Saturday, April 2, 2011

Learn About Penny Stock, It Is Important To Buy The Rumour , But Sell The Undeniable Fact

By Robert Von Hobbes


Ever thought about why a penny stock falls acutely in price shortly after it achieves a significant milestone? You have potentially seen corporations drop noticeably in price on the heels of an FDA clearance, robust monetary results, or gaining a much expected patent grant.

Sirius Radio is one penny stock that comes to mind, with it's shares dropping over ninety percent since they were ultimately given approval to combine with XM, after fighting for it for 2 years. You can find out more about the increase and fall of Sirius at our blog entry, Satellite Radio's Swan Song.

There's an expression in the stock market that claims, "buy the rumour, sell the fact." The concept is easy. When there's an excellent rumour about an impending event for a corporation backers buy in, therefore pushing penny stock share prices higher. Once the event itself is really realized, the share price loses that upward purchasing pressure, and the penny stock drops in value.

As an example, ABC Inc. Is probably going to get FDA approval for their new drug. The upcoming governing is widely anticipated, and many financiers buy in, speculating the statement will send the shares skyward. This starts pushing the penny stocks ' price up.

Once the basically FDA approval is officially granted, the shares don't spike way higher since the backers had already run the share price up so much. Now the statement is out, many of these same backers start cashing out, putting a lot of selling force on the stock.

The following events are a few examples of what might drive purchasing interest :

*Imminent patent award

*Predicted powerful monetary results

*New major buyer or contract win that's widely expected

*Impending release of a fresh version of their technology

*Expected FDA clearance

Any such widely forecasted event would continuously push share costs higher. The penny stock would steadily increase, higher and higher, till the base event ultimately came to pass. Then hopeful purchasing burns, sellers come out of the woodwork, and shares start their descent.
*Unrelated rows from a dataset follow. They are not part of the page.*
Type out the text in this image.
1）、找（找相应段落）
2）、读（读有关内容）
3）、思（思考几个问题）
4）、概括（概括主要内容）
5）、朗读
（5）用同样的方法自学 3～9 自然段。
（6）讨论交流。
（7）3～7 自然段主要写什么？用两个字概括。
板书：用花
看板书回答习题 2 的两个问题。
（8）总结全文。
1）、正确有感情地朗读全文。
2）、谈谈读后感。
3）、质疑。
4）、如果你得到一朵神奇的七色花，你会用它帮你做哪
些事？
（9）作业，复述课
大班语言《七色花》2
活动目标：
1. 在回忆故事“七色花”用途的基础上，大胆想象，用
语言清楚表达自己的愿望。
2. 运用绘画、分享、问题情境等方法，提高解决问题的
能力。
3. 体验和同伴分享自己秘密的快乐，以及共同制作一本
For this effect to basically happen, the rumour or event should be :

*Well known

*Growing in chance

*Notable ( potential for a significant impact )

*Nearing the date it's anticipated to happen

"Buy the rumour, sell the fact," plays out continuously on the markets. It's definitely not the exception, but instead the rule. Keeping this under consideration will help you to identify penny stocks that can trend upward, permitting you to ride the shares up for profits. Just be sure to escape your position before they come crashing back level-headed, and more practical valuations. In other words, buy the rumour, sell the plain fact.